Young people, welfare and crime: governing non-participation

Fergusson, Ross (2016). Young people, welfare and crime: governing non-participation. Bristol, UK: Policy Press.

URL: http://policypress.co.uk/young-people-welfare-and-...

Abstract

Mass youth unemployment is now endemic and almost ubiquitous in middle-income, rich and poor countries alike. This book re-interprets the changing relationship between young people’s non-participation in education and labour markets, their access to state welfare and their involvement in crime by locating it in historical, political-economic and policy contexts in the UK and internationally before, during and after the Global Financial Crisis.

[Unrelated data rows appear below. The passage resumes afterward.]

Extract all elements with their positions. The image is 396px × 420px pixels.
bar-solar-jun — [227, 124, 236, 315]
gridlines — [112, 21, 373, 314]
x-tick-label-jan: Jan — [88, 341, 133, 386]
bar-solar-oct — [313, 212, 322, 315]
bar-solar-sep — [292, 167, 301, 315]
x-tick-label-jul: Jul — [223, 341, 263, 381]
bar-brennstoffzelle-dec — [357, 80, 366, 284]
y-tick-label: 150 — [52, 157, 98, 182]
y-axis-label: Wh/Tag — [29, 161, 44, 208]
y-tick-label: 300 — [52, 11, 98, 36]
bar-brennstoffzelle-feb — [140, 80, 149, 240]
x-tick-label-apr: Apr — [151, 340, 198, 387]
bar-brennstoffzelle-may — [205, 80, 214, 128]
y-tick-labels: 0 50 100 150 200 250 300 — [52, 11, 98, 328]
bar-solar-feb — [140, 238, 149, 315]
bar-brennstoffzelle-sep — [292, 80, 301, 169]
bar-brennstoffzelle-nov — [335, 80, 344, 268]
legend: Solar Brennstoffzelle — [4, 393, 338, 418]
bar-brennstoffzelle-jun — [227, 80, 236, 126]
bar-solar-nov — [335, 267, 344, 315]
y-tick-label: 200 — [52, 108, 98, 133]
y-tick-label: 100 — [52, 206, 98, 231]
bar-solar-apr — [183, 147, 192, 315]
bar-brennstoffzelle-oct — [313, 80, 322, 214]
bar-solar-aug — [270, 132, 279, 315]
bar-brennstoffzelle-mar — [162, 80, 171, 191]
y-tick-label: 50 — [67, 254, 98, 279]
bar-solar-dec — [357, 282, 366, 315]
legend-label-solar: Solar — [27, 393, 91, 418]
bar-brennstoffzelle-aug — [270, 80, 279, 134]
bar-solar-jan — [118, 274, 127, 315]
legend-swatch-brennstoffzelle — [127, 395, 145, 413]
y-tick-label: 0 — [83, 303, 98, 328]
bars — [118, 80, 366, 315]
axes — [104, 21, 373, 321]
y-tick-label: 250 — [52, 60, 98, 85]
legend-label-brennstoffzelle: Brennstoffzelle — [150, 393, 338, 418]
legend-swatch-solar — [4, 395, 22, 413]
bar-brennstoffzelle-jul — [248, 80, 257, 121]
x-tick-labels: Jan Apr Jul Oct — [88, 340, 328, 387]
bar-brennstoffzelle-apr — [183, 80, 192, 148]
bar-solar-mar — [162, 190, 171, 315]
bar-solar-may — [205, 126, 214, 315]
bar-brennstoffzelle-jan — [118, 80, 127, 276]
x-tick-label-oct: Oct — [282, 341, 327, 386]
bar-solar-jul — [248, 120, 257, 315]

It provides a critical assessment of evidence about the causes of non-participation in academic analysis and in policy-making.
The principal aim of the book is to establish the non-participation-welfare-crime relationship at the centre of critical policy analysis in the fields of social and criminal justice policies as they shape the lives and life-chances of young people. It endeavours to circumnavigate the analytical limitations of working within a single tradition of youth studies, and works deliberately across historical separations between policy fields, social science disciplines and theoretical traditions which have, it argues, restricted the development of understanding of the relationship. It queries interpretations founded on dominant analytical approaches and places theories of governance and criminalisation at the centre of analysis.
Part One sets out the context and aims of the book. Part Two focuses on data, research and policy in relation to work, welfare and crime, and on the limitations of the contested analyses they have generated. Part Three introduces two theorists whose work offers new ways of understanding non-participation and its relationship with welfare and crime. Part Four applies these understandings to argue that dominant modes of the governance of non-participation are becoming increasingly criminalising in their effects.